V.3. Un développement des capacités
d'adaptation dans l'espace naturel
Face aux conséquences géo-physiques du
déboisement telles que la dégradation des sols, les populations
du Département de Toma, avec l'appui d'ONG (UGPN, ADPNA, SOS-Sahel), de
la Direction provinciale de l'agriculture et de la Direction provinciale de
l'environnement et du cadre de vie, procèdent collectivement à la
restauration et à la fertilisation des sols. Les initiatives englobent
les techniques de compostage, l'installation de cordons pierreux dans les
champs, le creusage de « demi lunes » et les techniques du «
zaï » (ou « zay ») (voir photo : annexe n° 5).
Les cordons pierreux sont des alignements de cailloux sur le
sol aride perpendiculairement à la pente. Cette technique a pour
avantage de réduire le lessivage du sol sous l'action des pluies et de
permettre la reconstitution des couches de sol arable. L'activité
elle-même exige beaucoup de cailloux pour couvrir les superficies des
champs qui sont entre deux à trois hectares par paysan. C'est pourquoi
la recherche et l'alignement des cailloux se font collectivement avec des
charrettes ou avec un camion dans le cas de l'appui d'une ONG.
Les « demi-lunes » sont des trous creusés
dans les champs en forme de demi-lune et dont la dimension est comprise entre
un et deux mètres de diamètre. Orientées en fonction de la
pente du sol, ces demi-lunes sont remplies de composte et recouverte de terre.

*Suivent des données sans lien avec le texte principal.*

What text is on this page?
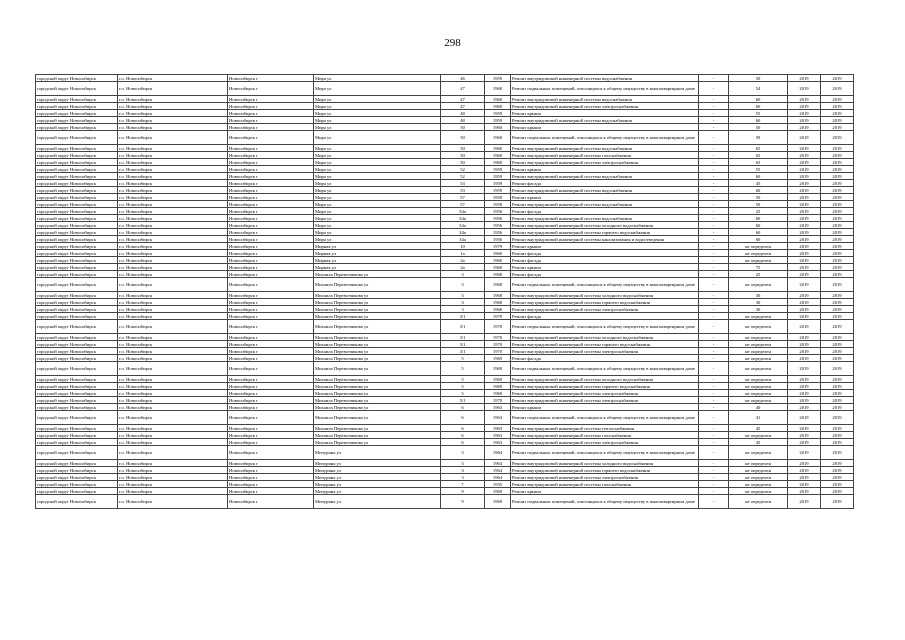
298
городской округ Новосибирск	г.о. Новосибирск	Новосибирск г	Мира ул	46	1959	Ремонт внутридомовой инженерной системы водоснабжения	-	50	2019	2019
городской округ Новосибирск	г.о. Новосибирск	Новосибирск г	Мира ул	47	1960	Ремонт подвальных помещений, относящихся к общему имуществу в многоквартирном доме	-	54	2019	2019
городской округ Новосибирск	г.о. Новосибирск	Новосибирск г	Мира ул	47	1960	Ремонт внутридомовой инженерной системы водоснабжения	-	60	2019	2019
городской округ Новосибирск	г.о. Новосибирск	Новосибирск г	Мира ул	47	1960	Ремонт внутридомовой инженерной системы электроснабжения	-	60	2019	2019
городской округ Новосибирск	г.о. Новосибирск	Новосибирск г	Мира ул	48	1959	Ремонт крыши	-	55	2019	2019
городской округ Новосибирск	г.о. Новосибирск	Новосибирск г	Мира ул	48	1959	Ремонт внутридомовой инженерной системы водоснабжения	-	60	2019	2019
городской округ Новосибирск	г.о. Новосибирск	Новосибирск г	Мира ул	50	1960	Ремонт крыши	-	50	2019	2019
городской округ Новосибирск	г.о. Новосибирск	Новосибирск г	Мира ул	50	1960	Ремонт подвальных помещений, относящихся к общему имуществу в многоквартирном доме	-	59	2019	2019
городской округ Новосибирск	г.о. Новосибирск	Новосибирск г	Мира ул	50	1960	Ремонт внутридомовой инженерной системы водоснабжения	-	65	2019	2019
городской округ Новосибирск	г.о. Новосибирск	Новосибирск г	Мира ул	50	1960	Ремонт внутридомовой инженерной системы газоснабжения	-	65	2019	2019
городской округ Новосибирск	г.о. Новосибирск	Новосибирск г	Мира ул	50	1960	Ремонт внутридомовой инженерной системы электроснабжения	-	65	2019	2019
городской округ Новосибирск	г.о. Новосибирск	Новосибирск г	Мира ул	52	1959	Ремонт крыши	-	55	2019	2019
городской округ Новосибирск	г.о. Новосибирск	Новосибирск г	Мира ул	52	1959	Ремонт внутридомовой инженерной системы водоснабжения	-	60	2019	2019
городской округ Новосибирск	г.о. Новосибирск	Новосибирск г	Мира ул	53	1959	Ремонт фасада	-	45	2019	2019
городской округ Новосибирск	г.о. Новосибирск	Новосибирск г	Мира ул	53	1959	Ремонт внутридомовой инженерной системы водоснабжения	-	60	2019	2019
городской округ Новосибирск	г.о. Новосибирск	Новосибирск г	Мира ул	57	1958	Ремонт крыши	-	50	2019	2019
городской округ Новосибирск	г.о. Новосибирск	Новосибирск г	Мира ул	57	1958	Ремонт внутридомовой инженерной системы водоснабжения	-	50	2019	2019
городской округ Новосибирск	г.о. Новосибирск	Новосибирск г	Мира ул	34а	1956	Ремонт фасада	-	25	2019	2019
городской округ Новосибирск	г.о. Новосибирск	Новосибирск г	Мира ул	34а	1956	Ремонт внутридомовой инженерной системы водоснабжения	-	60	2019	2019
городской округ Новосибирск	г.о. Новосибирск	Новосибирск г	Мира ул	34а	1956	Ремонт внутридомовой инженерной системы холодного водоснабжения	-	60	2019	2019
городской округ Новосибирск	г.о. Новосибирск	Новосибирск г	Мира ул	34а	1956	Ремонт внутридомовой инженерной системы горячего водоснабжения	-	60	2019	2019
городской округ Новосибирск	г.о. Новосибирск	Новосибирск г	Мира ул	34а	1956	Ремонт внутридомовой инженерной системы канализования и водоотведения	-	60	2019	2019
городской округ Новосибирск	г.о. Новосибирск	Новосибирск г	Мирная ул	10	1979	Ремонт крыши	-	не определен	2019	2019
городской округ Новосибирск	г.о. Новосибирск	Новосибирск г	Мирная ул	1а	1960	Ремонт фасада	-	не определен	2019	2019
городской округ Новосибирск	г.о. Новосибирск	Новосибирск г	Мирная ул	2а	1960	Ремонт фасада	-	не определен	2019	2019
городской округ Новосибирск	г.о. Новосибирск	Новосибирск г	Мирная ул	2а	1960	Ремонт крыши	-	75	2019	2019
городской округ Новосибирск	г.о. Новосибирск	Новосибирск г	Михаила Перевозчикова ул	3	1968	Ремонт фасада	-	25	2019	2019
городской округ Новосибирск	г.о. Новосибирск	Новосибирск г	Михаила Перевозчикова ул	3	1968	Ремонт подвальных помещений, относящихся к общему имуществу в многоквартирном доме	-	не определен	2019	2019
городской округ Новосибирск	г.о. Новосибирск	Новосибирск г	Михаила Перевозчикова ул	3	1968	Ремонт внутридомовой инженерной системы холодного водоснабжения	-	30	2019	2019
городской округ Новосибирск	г.о. Новосибирск	Новосибирск г	Михаила Перевозчикова ул	3	1968	Ремонт внутридомовой инженерной системы горячего водоснабжения	-	30	2019	2019
городской округ Новосибирск	г.о. Новосибирск	Новосибирск г	Михаила Перевозчикова ул	3	1968	Ремонт внутридомовой инженерной системы электроснабжения	-	30	2019	2019
городской округ Новосибирск	г.о. Новосибирск	Новосибирск г	Михаила Перевозчикова ул	3/1	1970	Ремонт фасада	-	не определен	2019	2019
городской округ Новосибирск	г.о. Новосибирск	Новосибирск г	Михаила Перевозчикова ул	3/1	1970	Ремонт подвальных помещений, относящихся к общему имуществу в многоквартирном доме	-	не определен	2019	2019
городской округ Новосибирск	г.о. Новосибирск	Новосибирск г	Михаила Перевозчикова ул	3/1	1970	Ремонт внутридомовой инженерной системы холодного водоснабжения	-	не определен	2019	2019
городской округ Новосибирск	г.о. Новосибирск	Новосибирск г	Михаила Перевозчикова ул	3/1	1970	Ремонт внутридомовой инженерной системы горячего водоснабжения	-	не определен	2019	2019
городской округ Новосибирск	г.о. Новосибирск	Новосибирск г	Михаила Перевозчикова ул	3/1	1970	Ремонт внутридомовой инженерной системы электроснабжения	-	не определен	2019	2019
городской округ Новосибирск	г.о. Новосибирск	Новосибирск г	Михаила Перевозчикова ул	5	1969	Ремонт фасада	-	не определен	2019	2019
городской округ Новосибирск	г.о. Новосибирск	Новосибирск г	Михаила Перевозчикова ул	5	1969	Ремонт подвальных помещений, относящихся к общему имуществу в многоквартирном доме	-	не определен	2019	2019
городской округ Новосибирск	г.о. Новосибирск	Новосибирск г	Михаила Перевозчикова ул	5	1969	Ремонт внутридомовой инженерной системы холодного водоснабжения	-	не определен	2019	2019
городской округ Новосибирск	г.о. Новосибирск	Новосибирск г	Михаила Перевозчикова ул	5	1969	Ремонт внутридомовой инженерной системы горячего водоснабжения	-	не определен	2019	2019
городской округ Новосибирск	г.о. Новосибирск	Новосибирск г	Михаила Перевозчикова ул	5	1969	Ремонт внутридомовой инженерной системы электроснабжения	-	не определен	2019	2019
городской округ Новосибирск	г.о. Новосибирск	Новосибирск г	Михаила Перевозчикова ул	5/1	1970	Ремонт внутридомовой инженерной системы электроснабжения	-	не определен	2019	2019
городской округ Новосибирск	г.о. Новосибирск	Новосибирск г	Михаила Перевозчикова ул	6	1963	Ремонт крыши	-	40	2019	2019
городской округ Новосибирск	г.о. Новосибирск	Новосибирск г	Михаила Перевозчикова ул	6	1963	Ремонт подвальных помещений, относящихся к общему имуществу в многоквартирном доме	-	41	2019	2019
городской округ Новосибирск	г.о. Новосибирск	Новосибирск г	Михаила Перевозчикова ул	6	1963	Ремонт внутридомовой инженерной системы теплоснабжения	-	45	2019	2019
городской округ Новосибирск	г.о. Новосибирск	Новосибирск г	Михаила Перевозчикова ул	6	1963	Ремонт внутридомовой инженерной системы газоснабжения	-	не определен	2019	2019
городской округ Новосибирск	г.о. Новосибирск	Новосибирск г	Михаила Перевозчикова ул	6	1963	Ремонт внутридомовой инженерной системы электроснабжения	-	45	2019	2019
городской округ Новосибирск	г.о. Новосибирск	Новосибирск г	Мичурина ул	3	1964	Ремонт подвальных помещений, относящихся к общему имуществу в многоквартирном доме	-	не определен	2019	2019
городской округ Новосибирск	г.о. Новосибирск	Новосибирск г	Мичурина ул	3	1964	Ремонт внутридомовой инженерной системы холодного водоснабжения	-	не определен	2019	2019
городской округ Новосибирск	г.о. Новосибирск	Новосибирск г	Мичурина ул	3	1964	Ремонт внутридомовой инженерной системы горячего водоснабжения	-	не определен	2019	2019
городской округ Новосибирск	г.о. Новосибирск	Новосибирск г	Мичурина ул	3	1964	Ремонт внутридомовой инженерной системы электроснабжения	-	не определен	2019	2019
городской округ Новосибирск	г.о. Новосибирск	Новосибирск г	Мичурина ул	7	1935	Ремонт внутридомовой инженерной системы газоснабжения	-	не определен	2019	2019
городской округ Новосибирск	г.о. Новосибирск	Новосибирск г	Мичурина ул	9	1969	Ремонт крыши	-	не определен	2019	2019
городской округ Новосибирск	г.о. Новосибирск	Новосибирск г	Мичурина ул	9	1969	Ремонт подвальных помещений, относящихся к общему имуществу в многоквартирном доме	-	не определен	2019	2019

C'est dans cet espace que le paysan sème sa semence.
Le « zaï » est, quant à lui, circulaire.
Approprié aux sols plats, sa technique de remblayage est identique
à celle de la « demi-lune », c'est-à-dire avec du
composte. Son diamètre varie entre quelques centimètres et un
mètre. Généralement, il se creuse en saison sèche
et, à l'hivernage, on y sème directement les grains.
Toutes les techniques de restauration des sols et
d'accroissement des rendements agricoles sont des activités qui exigent
la coopération des paysans. C'est pourquoi nous pouvons convenir avec
Crozier et Friedberg que le changement peut être considéré
comme un problème sociologique dans le sens où ce sont les hommes
qui changent, non pas passivement mais « dans leur collectivité
et comme une collectivité : non pas individuellement, mais dans leurs
relations les uns avec les autres et dans leur organisation sociale
».85 Ces différentes activités
initiées pour faire face aux conséquences du déboisement
contribuent à créer de nouvelles solidarités villageoises
et à développer des capacités d'adaptation dans l'espace
géographique que l'homme doit toujours dominer par la technique afin de
pouvoir y vivre.
85 CROZIER, M., FRIEDBERG, E., op. cit., p.
379.
Ces nouvelles solidarités restructurent le tissu social
pour donner lieu à de nouvelles sociabilités qui intègrent
les contraintes de l'environnement auxquelles on ne peut faire face que
collectivement. Ici, comme on le perçoit, au-delà des conflits,
populations locales, ONG et services étatiques sont tous
impliqués dans la même action collective. Si nous faisons une
sociologie de l'action collective, nous voyons ici qu'il y a un
aménagement des comportements en vue d'une coopération. Se
vérifie alors notre hypothèse selon laquelle plus les populations
perçoivent comme avantageuses pour elles les interventions des services
étatiques et des ONG, plus elles participent à la protection de
l'environnement. Le degré d'implication des populations dans la
protection de l'environnement est donc fonction de l'intérêt
qu'elles tirent de l'appui institutionnel.